To set yourself up for success, use these five research-backed strategies to set and reach your goals:
- Choose the right goal: Yes, there is such a thing as “right” and “wrong” when it comes to goal setting, and it’s easier than you think to flub this essential first step. The right goals are SMART goals, an acronym that stands for specific, measurable, attainable, relevant, and time-bound. Basically, pick a goal that really matters to you, turn it into something specific that you can measure, double-check to make sure it’s realistic, and then set a date for when you will complete it. Also, remember that bigger doesn’t equal better when it comes to goals.
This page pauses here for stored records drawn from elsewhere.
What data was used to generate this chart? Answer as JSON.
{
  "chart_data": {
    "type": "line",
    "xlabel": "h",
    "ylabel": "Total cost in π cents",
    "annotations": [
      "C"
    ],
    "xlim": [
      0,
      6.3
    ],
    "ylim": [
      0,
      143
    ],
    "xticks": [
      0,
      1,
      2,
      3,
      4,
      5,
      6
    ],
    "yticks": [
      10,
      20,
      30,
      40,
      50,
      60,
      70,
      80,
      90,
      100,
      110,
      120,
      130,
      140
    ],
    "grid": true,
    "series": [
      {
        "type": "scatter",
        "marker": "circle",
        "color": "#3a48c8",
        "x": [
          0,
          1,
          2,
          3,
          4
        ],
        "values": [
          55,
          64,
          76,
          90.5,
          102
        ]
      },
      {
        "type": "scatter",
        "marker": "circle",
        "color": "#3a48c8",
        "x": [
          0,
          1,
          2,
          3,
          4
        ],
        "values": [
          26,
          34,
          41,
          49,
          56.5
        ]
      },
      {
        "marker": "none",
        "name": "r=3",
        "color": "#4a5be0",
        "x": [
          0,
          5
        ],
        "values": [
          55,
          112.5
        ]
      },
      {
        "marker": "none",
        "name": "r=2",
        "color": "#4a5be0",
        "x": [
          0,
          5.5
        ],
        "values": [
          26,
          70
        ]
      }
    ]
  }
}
Small goals are best to start with because experiencing success builds confidence and motivation.
- Add accountability measures: Your odds of succeeding improve if you add in some accountability measures. Accountability measures are things you do ahead of time to increase follow-through. This could be setting alarms on your phone, downloading a tracking app, or just writing your goals down. In one study, people who wrote down their goals were more likely to achieve them. Social accountability often helps, too. This means telling other people about your goals or even requesting that they periodically ask you about your progress. Accountability measures are just things that make it more uncomfortable to give up on your goal.
- Focus less on the outcome: It might seem like the whole point of setting a goal is to achieve it, but sometimes becoming too fixated or attached to the result can be defeating. In fact, setting process goals instead of achievement goals can be helpful. For instance, instead of having a goal to lose 15 pounds (which requires cooperation from your metabolism), you could set a goal to exercise for 30 minutes at least three times a week. If you do choose to stick with an achievement goal (i.e., losing 15 pounds), you could avoid getting too overwhelmed by setting small mile markers (i.e., one pound at a time) along the way, helping you stay motivated as you track your progress.
- Reward yourself: Many goals (especially of the New Year’s variety) tend to be about restraint – cutting back on carbs, Facebook, or TJ Maxx episodes, but too much restraint can lead to binges. Finding small ways to reward yourself can keep you from the big binge impulses that can come as a result of too much restriction. This might mean building more flexibility into your plan (i.e., cheat meals, flex funds, etc.), or it might mean identifying set rewards as you make progress towards your goal. Rewards are far more motivating than punishments and can ease the strain on your willpower, making it easier to stay on track.
- Visualize success: There is something powerful about using your imagination to visualize achieving your goal. It might seem far fetched, but there’s actual research to suggest that it works, as well as scores of successful moguls who swear by the technique. Also, visualizing success keeps you from visualizing failure, which most people do all the time without realizing it. When you visualize reaching your goal, you build confidence, motivation, and hope – all useful tools you’ll need to get there in real life.
Goals provide a sense of purpose and direction, clarifying what we need to devote our time, energy, and attention to. They affirm our belief in ourselves and our abilities, building our confidence. They provide a hopeful glimpse of the future, warding off negative versions like those presented by depression or anxiety. By setting the right goals, adding in accountability measures, detaching from the outcome, rewarding ourselves, and visualizing success, we tip the odds in our favor. In doing so, we are positioned to benefit in many ways, becoming healthier, happier, and more successful.